Chechnya itself has seen a rise in violence in recent months as pro-Kremlin local authorities seek to clamp down on an uprising by militant Islamists.
Attacks Condemned
The international community has condemned the attacks.
In a statement, U.S. President Barack Obama said, "The American people stand united with the people of Russia in opposition to violent extremism and heinous terrorist attacks."
European Commission President Jose Manuel Barroso delivered a similar message, saying in a statement that "the European Union stands resolutely together with the Russian authorities in [their] efforts to counter terrorism in all its forms."
NATO Secretary-General Anders Fogh Rasmussen pledged the alliance's commitment to cooperating with Russia in the fight against international terrorism, saying there "can be no justification for these kinds of attacks on innocent civilians."
Spike In Violence
Citing an improved security situation, Russia last year declared an end to a "counterterrorism" operation in Chechnya that has been going on for the past decade. But confidence in that declaration has been shaken by the recent spike in violence.

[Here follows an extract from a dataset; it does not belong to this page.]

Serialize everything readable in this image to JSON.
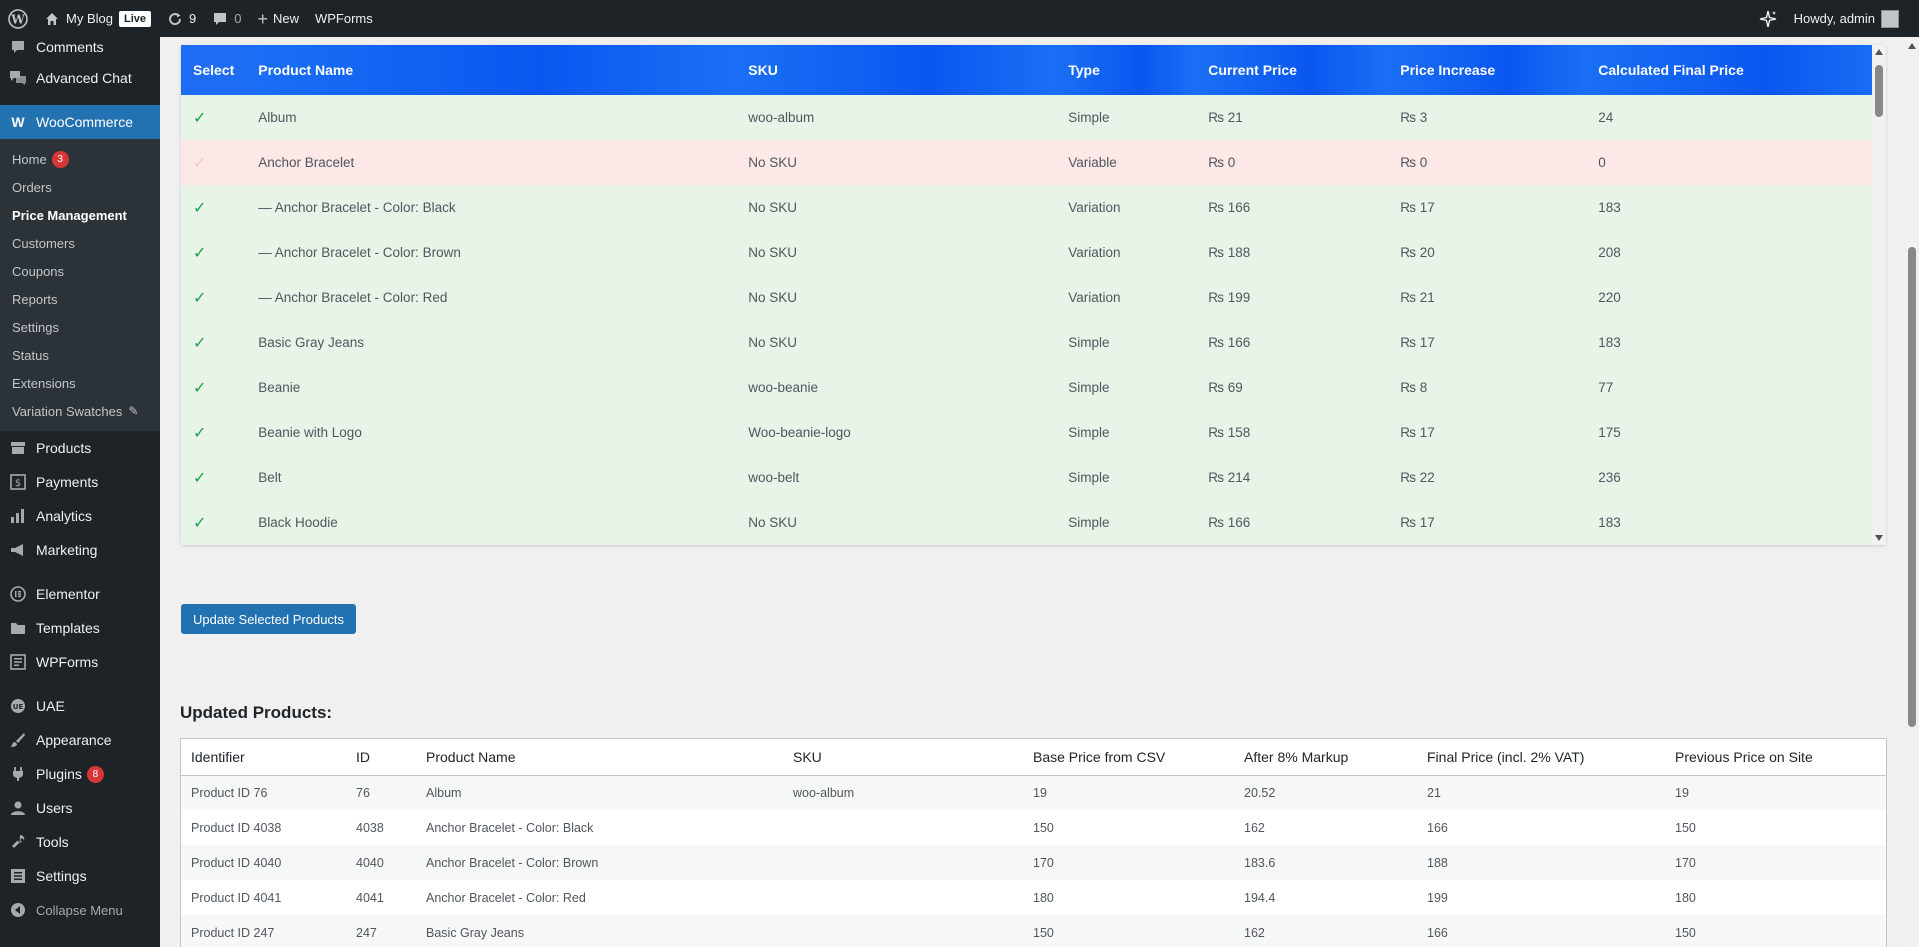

Meanwhile, increased violence in Russia's nearby majority-Muslim regions of Ingushetia and Daghestan also has raised concerns that unrest could spread.

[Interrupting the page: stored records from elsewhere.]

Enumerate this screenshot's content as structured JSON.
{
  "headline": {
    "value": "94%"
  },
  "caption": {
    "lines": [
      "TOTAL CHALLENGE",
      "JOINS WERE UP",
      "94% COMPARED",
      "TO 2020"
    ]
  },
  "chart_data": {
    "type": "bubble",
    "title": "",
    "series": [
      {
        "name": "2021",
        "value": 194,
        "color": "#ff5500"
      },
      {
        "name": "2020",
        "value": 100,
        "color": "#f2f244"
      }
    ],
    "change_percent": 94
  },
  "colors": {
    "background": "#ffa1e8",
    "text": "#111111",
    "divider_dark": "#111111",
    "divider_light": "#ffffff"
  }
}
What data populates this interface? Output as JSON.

No group has yet claimed responsibility for the blasts.
The website kavkazcenter.com, which is often used by Chechen separatists to post announcements, issued an article suggesting that the Russian security services were behind the blasts. The unsigned article argues that opposition to Putin is growing in Russian society, and that the regime is prepared to go to great lengths to hang on to power.
"Today, it is more and more evident that a moment of truth has come to the Russian society," the article said, adding that "anonymous terrorism" is one of the hallmarks of the Putin regime.

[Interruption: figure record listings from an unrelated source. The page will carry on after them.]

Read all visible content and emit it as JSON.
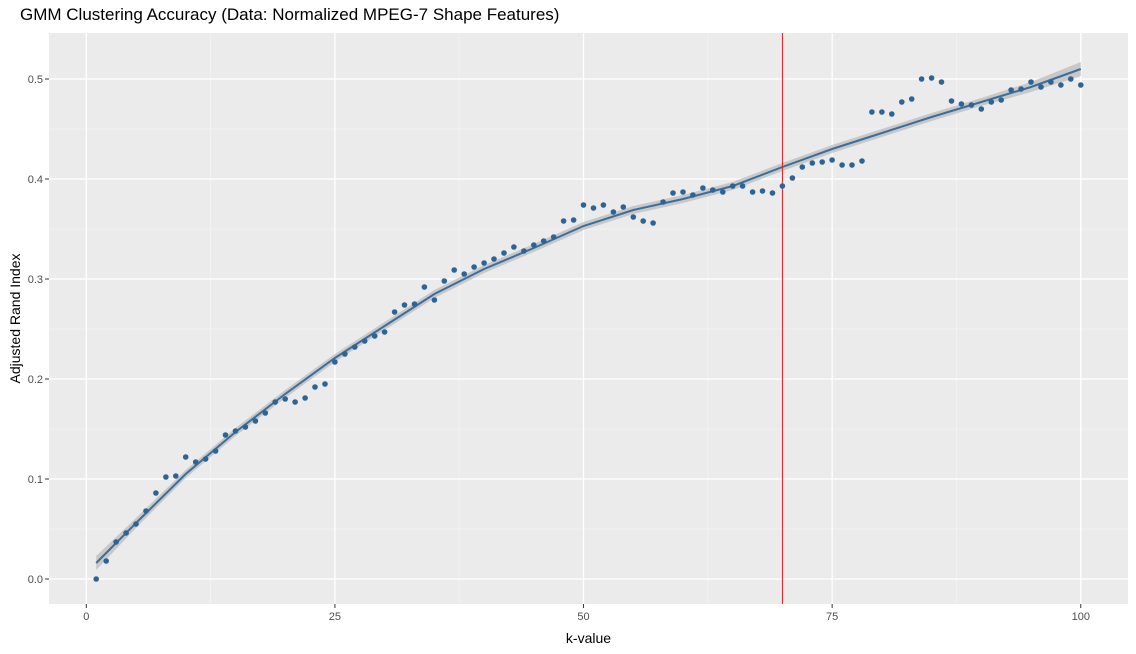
{
  "chart_data": {
    "type": "scatter",
    "title": "GMM Clustering Accuracy (Data: Normalized MPEG-7 Shape Features)",
    "xlabel": "k-value",
    "ylabel": "Adjusted Rand Index",
    "xlim": [
      -3.75,
      104.75
    ],
    "ylim": [
      -0.025,
      0.546
    ],
    "x_ticks": [
      0,
      25,
      50,
      75,
      100
    ],
    "y_ticks": [
      0.0,
      0.1,
      0.2,
      0.3,
      0.4,
      0.5
    ],
    "x_tick_labels": [
      "0",
      "25",
      "50",
      "75",
      "100"
    ],
    "y_tick_labels": [
      "0.0",
      "0.1",
      "0.2",
      "0.3",
      "0.4",
      "0.5"
    ],
    "vline": {
      "x": 70,
      "color": "#e41a1c"
    },
    "points": {
      "color": "#2c6496",
      "x": [
        1,
        2,
        3,
        4,
        5,
        6,
        7,
        8,
        9,
        10,
        11,
        12,
        13,
        14,
        15,
        16,
        17,
        18,
        19,
        20,
        21,
        22,
        23,
        24,
        25,
        26,
        27,
        28,
        29,
        30,
        31,
        32,
        33,
        34,
        35,
        36,
        37,
        38,
        39,
        40,
        41,
        42,
        43,
        44,
        45,
        46,
        47,
        48,
        49,
        50,
        51,
        52,
        53,
        54,
        55,
        56,
        57,
        58,
        59,
        60,
        61,
        62,
        63,
        64,
        65,
        66,
        67,
        68,
        69,
        70,
        71,
        72,
        73,
        74,
        75,
        76,
        77,
        78,
        79,
        80,
        81,
        82,
        83,
        84,
        85,
        86,
        87,
        88,
        89,
        90,
        91,
        92,
        93,
        94,
        95,
        96,
        97,
        98,
        99,
        100
      ],
      "y": [
        0.0,
        0.018,
        0.037,
        0.046,
        0.055,
        0.068,
        0.086,
        0.102,
        0.103,
        0.122,
        0.117,
        0.12,
        0.128,
        0.144,
        0.148,
        0.152,
        0.158,
        0.166,
        0.177,
        0.18,
        0.177,
        0.181,
        0.192,
        0.195,
        0.217,
        0.225,
        0.232,
        0.238,
        0.243,
        0.247,
        0.267,
        0.274,
        0.275,
        0.292,
        0.279,
        0.298,
        0.309,
        0.305,
        0.312,
        0.316,
        0.32,
        0.326,
        0.332,
        0.328,
        0.334,
        0.338,
        0.342,
        0.358,
        0.359,
        0.374,
        0.371,
        0.374,
        0.367,
        0.372,
        0.362,
        0.358,
        0.356,
        0.377,
        0.386,
        0.387,
        0.384,
        0.391,
        0.389,
        0.387,
        0.393,
        0.393,
        0.387,
        0.388,
        0.386,
        0.393,
        0.401,
        0.412,
        0.416,
        0.417,
        0.419,
        0.414,
        0.414,
        0.418,
        0.467,
        0.467,
        0.465,
        0.477,
        0.48,
        0.5,
        0.501,
        0.497,
        0.478,
        0.475,
        0.474,
        0.47,
        0.477,
        0.479,
        0.489,
        0.49,
        0.497,
        0.492,
        0.497,
        0.494,
        0.5,
        0.494
      ]
    },
    "smooth": {
      "method": "loess",
      "color": "#3b6e9c",
      "band_color": "#bfbfbf",
      "x": [
        1,
        5,
        10,
        15,
        20,
        25,
        30,
        35,
        40,
        45,
        50,
        55,
        60,
        65,
        70,
        75,
        80,
        85,
        90,
        95,
        100
      ],
      "y": [
        0.016,
        0.056,
        0.105,
        0.147,
        0.185,
        0.221,
        0.253,
        0.285,
        0.31,
        0.331,
        0.353,
        0.369,
        0.38,
        0.393,
        0.412,
        0.43,
        0.446,
        0.462,
        0.477,
        0.492,
        0.51
      ],
      "se": [
        0.007,
        0.005,
        0.004,
        0.004,
        0.004,
        0.004,
        0.004,
        0.004,
        0.004,
        0.004,
        0.004,
        0.004,
        0.004,
        0.004,
        0.004,
        0.004,
        0.004,
        0.004,
        0.004,
        0.005,
        0.007
      ]
    }
  }
}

Vladimir Pribylovsky, an analyst at Moscow's Panorama political research group, warned RFE/RL against taking claims of responsibility at face value.
"We need to wait and see if anyone claims responsibility. But that won't prove anything," Pribylovsky said. "A claim of responsibility can be made by those who really are behind the explosion or those who're just interested in raising their profile."
Moscow Mayor Yuri Luzhkov (left) and President Dmitry Medvedev inspect the site of the blast at the Lubyanka station.
The seemingly coordinated metro blasts were the deadliest in Russia outside of the North Caucasus region since a double attack on two domestic Russian passenger planes in August 2004 that killed 72 people. Both of those planes had flown out of Moscow's Domodedovo International Airport.The last confirmed terrorist attack against a Russian train was on November 27, when an explosion derailed the "Nevsky Express" -- a high-speed train traveling between Moscow and St. Petersburg -- with about 700 passengers on board. At least 26 people were killed and 100 injured when that train hurtled off the tracks near the town of Bologoye, about 320 kilometers from Moscow.
The last time the capital, Moscow, was targeted by a confirmed terrorist attack was in August 2004, when a suicide bomber blew herself up outside the Rizhskaya metro station, killing 10 people.
The most prominent terrorist attack in Moscow with confirmed involvement of North Caucasus insurgents was in October 2002, when Chechen militants -- both men and women -- seized several hundred hostages at a Moscow theater to demand an end to the war in Chechnya and the withdrawal of Russian troops.
The siege ended three days later, when Russian special forces released a knockout gas and stormed the theater. At least 129 civilians and 42 militants were killed.